SEOUL (Reuters) - South Korea will start carbon emission trading between 2013 and 2015 after strong opposition from industry to the government’s initial plan to start in 2013, a presidential secretary said on Monday.
The decision is a breakthrough for powerful export-led conglomerates, which have been pushing for a delay given competitor nations such as Japan and the United States have delayed or shelved emissions trading schemes for now.
“It is no longer an issue whether or not the government would implement cap-and-trade systems. We aim to get parliamentary approval on the bill before its general session,” Kim Sang-hyup, a secretary to the President for green growth, told Reuters in an interview.
Parliament’s general session begins on Sept 1 each year.
“However, we will fully reflect industrial opinions in the bill to prevent them from reducing international competitiveness and help them minimize any damage,” he said.
The revised bill, which would be presented to parliament later this month, would include an increased percentage of free carbon allowances from the 90 percent originally planned, but not as high as 100 percent, Kim said.
Under the original plan, the remainder would be auctioned, with the proportion to be auctioned to increase over time after the first phase.
Europe’s $100 billion emissions trading scheme, the world’s largest, covers nearly half of all EU emissions and relies on member states allocating emissions allowances to 11,000 industrial installations. Companies get most permits free now but many power generators will have to pay for all of these from 2013 in the scheme’s third phase.
South Korea’s scheme would cover about 60 percent of the nation’s greenhouse gas emissions. If passed by legislators, it could become the region’s second cap-and-trade scheme after New Zealand’s.
The government initially set a plan for a three-phase cap-and-trade scheme, with the first phase starting in 2013 to run through 2015, then two subsequent phases running for five years each from 2016.
“We are not backing off. Unlike other countries, we reached further consensus with industry to move forward...as this scheme should be conducted under consensus with industry,” he said.

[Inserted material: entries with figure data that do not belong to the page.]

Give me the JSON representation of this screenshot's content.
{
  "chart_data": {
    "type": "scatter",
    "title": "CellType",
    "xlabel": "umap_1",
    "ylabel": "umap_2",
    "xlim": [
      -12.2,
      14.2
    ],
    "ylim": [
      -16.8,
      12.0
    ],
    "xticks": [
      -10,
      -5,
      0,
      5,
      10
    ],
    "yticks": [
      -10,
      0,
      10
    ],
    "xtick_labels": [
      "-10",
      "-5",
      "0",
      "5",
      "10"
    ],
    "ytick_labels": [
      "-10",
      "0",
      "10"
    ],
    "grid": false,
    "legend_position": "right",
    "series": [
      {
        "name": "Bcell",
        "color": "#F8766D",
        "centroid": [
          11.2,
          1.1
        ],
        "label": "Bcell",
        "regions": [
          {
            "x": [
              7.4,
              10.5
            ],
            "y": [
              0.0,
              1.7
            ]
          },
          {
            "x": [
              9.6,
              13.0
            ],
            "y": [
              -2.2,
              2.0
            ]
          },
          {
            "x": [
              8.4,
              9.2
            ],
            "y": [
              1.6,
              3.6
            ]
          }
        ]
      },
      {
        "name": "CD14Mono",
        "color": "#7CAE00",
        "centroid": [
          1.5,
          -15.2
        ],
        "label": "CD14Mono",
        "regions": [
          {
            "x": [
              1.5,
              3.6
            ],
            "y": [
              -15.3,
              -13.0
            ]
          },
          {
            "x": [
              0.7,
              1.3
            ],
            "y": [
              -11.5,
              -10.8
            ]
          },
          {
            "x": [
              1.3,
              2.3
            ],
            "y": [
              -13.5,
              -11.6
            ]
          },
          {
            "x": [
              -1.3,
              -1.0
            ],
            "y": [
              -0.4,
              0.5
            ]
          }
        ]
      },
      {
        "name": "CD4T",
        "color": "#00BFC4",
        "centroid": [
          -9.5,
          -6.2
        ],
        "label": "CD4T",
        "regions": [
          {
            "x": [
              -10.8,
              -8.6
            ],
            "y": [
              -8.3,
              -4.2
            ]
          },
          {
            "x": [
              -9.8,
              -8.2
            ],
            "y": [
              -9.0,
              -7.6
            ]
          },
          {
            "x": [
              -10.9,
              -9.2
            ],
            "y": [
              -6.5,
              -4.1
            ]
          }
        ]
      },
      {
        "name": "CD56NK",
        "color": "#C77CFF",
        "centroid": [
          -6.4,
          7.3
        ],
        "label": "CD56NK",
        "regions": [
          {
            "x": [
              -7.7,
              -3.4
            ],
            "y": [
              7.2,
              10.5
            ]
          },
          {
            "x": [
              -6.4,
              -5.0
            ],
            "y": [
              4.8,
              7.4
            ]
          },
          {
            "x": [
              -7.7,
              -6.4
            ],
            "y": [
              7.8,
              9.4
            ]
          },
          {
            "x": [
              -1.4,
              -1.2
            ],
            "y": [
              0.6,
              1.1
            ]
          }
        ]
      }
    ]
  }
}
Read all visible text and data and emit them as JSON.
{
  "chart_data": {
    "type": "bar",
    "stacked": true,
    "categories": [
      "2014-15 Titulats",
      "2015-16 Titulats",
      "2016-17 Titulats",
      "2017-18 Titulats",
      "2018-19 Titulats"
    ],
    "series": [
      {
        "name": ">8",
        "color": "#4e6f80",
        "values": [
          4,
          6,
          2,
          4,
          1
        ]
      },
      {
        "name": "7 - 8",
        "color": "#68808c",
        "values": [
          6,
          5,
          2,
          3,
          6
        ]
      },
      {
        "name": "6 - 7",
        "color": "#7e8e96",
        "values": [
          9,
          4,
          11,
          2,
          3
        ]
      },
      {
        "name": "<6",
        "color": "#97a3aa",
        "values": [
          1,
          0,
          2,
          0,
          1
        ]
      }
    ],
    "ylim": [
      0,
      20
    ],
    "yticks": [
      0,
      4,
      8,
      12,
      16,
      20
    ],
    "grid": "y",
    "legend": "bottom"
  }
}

He added the government would rework penalties as industries have demanded lighter fines for non-compliance.
President Lee Myung-bak earlier on Monday urged flexibility on the trading plan, saying the government would introduce the scheme “at an opportune time after thoroughly sounding out the opinions of industries”.
Major business groups on Monday filed a petition to the government calling for a moratorium on the plan.
The petition said full-fledged trading could cost up to 14 trillion won ($12.57 billion) to South Korean manufacturers if 100 percent of credits were eventually provided at a cost via auctioning.
“I understand concerns from industry...But we need to overcome a carbon trade barrier actively and act pre-emptively,” Kim said, adding the bill was revised during last week’s Lunar New Year holidays.
Emissions from South Korea’s economy have doubled since 1990, are slightly larger than Australia’s nearly 600 million tonnes and, on a per-capita basis, are on par with some European nations.
The government aims to reduce greenhouse gas emissions by 30 percent from projected levels by 2020.
Under emissions trading, a government sets a cap on carbon pollution and relies on an ever-decreasing supply of permits for each tonne of emissions to push companies to become more efficient. To help soften the impact, permits can initially be given out for free and then move toward full auctioning.
The proposed legislation would allow banking and borrowing of allowances and participants can buy permits from each other. Companies, for example, holding excess allowances can use them later.